MAHALNYA biaya untuk berkompetisi di pemilu legislatif membuat mereka yang berambisi menjadi anggota dewan menggunakan segala cara demi memenuhinya. Celakanya, di antara mereka tak segan menempuh upaya terlarang, bahkan sampai melakukan kejahatan luar biasa.
Beragam cara menyimpang untuk menjadi wakil rakyat sudah terungkap. Sebagai ongkos politik, misalnya, ada yang melakukan korupsi. Kelakuan buruk ini dilakukan oleh beberapa pejabat yang ingin kembali menjabat di badan legislatif.
Cara kotor lainnya ialah dengan melakukan pencucian uang. Hal ini pun kembali diungkapkan oleh Pusat Pelaporan dan Analisis Transaksi Keuangan (PPATK). Mereka mewaspadai tindak pidana yang dipraktikkan partai politik maupun calon anggota legislatif pada Pemilu 2014.
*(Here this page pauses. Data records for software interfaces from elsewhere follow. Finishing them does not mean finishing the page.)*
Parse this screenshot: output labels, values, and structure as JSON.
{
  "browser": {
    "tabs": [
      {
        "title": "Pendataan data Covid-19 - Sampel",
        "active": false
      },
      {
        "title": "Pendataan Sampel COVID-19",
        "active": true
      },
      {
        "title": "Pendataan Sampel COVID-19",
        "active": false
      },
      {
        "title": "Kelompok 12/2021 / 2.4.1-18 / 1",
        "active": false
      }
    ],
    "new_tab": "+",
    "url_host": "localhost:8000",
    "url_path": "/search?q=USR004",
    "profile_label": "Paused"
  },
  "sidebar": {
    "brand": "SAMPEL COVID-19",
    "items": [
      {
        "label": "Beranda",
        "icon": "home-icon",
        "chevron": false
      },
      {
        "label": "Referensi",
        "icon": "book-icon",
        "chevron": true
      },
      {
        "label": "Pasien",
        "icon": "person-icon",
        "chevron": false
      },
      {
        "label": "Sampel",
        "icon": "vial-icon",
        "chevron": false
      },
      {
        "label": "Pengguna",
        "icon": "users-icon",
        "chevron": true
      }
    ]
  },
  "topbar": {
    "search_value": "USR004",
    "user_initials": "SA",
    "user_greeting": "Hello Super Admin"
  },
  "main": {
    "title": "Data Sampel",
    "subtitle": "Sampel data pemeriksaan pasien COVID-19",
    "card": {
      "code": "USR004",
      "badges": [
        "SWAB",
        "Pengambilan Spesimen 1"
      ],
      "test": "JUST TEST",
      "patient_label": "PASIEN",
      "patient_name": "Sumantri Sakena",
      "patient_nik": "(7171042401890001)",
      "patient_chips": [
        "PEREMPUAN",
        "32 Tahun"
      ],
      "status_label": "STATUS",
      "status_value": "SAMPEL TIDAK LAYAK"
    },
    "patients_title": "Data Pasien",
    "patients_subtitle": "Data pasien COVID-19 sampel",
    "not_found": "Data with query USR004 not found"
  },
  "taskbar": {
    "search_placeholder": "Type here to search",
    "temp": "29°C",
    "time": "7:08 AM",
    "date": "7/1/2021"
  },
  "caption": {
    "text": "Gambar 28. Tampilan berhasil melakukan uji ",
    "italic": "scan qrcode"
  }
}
Terakhir, Polri menemukan indikasi kuat soal penggunaan uang hasil perdagangan narkoba untuk kepentingan konstetasi Pemilu 2024 di sejumlah daerah. Indikasi itu dipaparkan Wakil Direktur Tindak Pidana Narkoba Bareskrim Polri Komisaris Besar Jayadi, kemarin.
Menurut Jayadi, dari hasil penangkapan yang dilakukan jajaran Korps Bhayangkara terhadap anggota dewan di beberapa daerah, ada dugaan kuat mereka menggunakan dana haram itu untuk berkompetisi tahun depan. Mereka hendak menjadi wakil rakyat dengan cara yang amat sesat.
Sayangnya Jayadi tidak membeberkan secara rinci siapa saja anggota legislatif yang ditangkap itu, dari partai apa, di daerah mana, apa pula perannya dalam peredaran narkoba. Dia hanya menegaskan, pihaknya mengimbau seluruh jajaran untuk melakukan antisipasi dalam rapat kerja teknis yang dihadiri para direktur reserse narkoba seluruh Indonesia di Bali, kemarin hingga hari ini.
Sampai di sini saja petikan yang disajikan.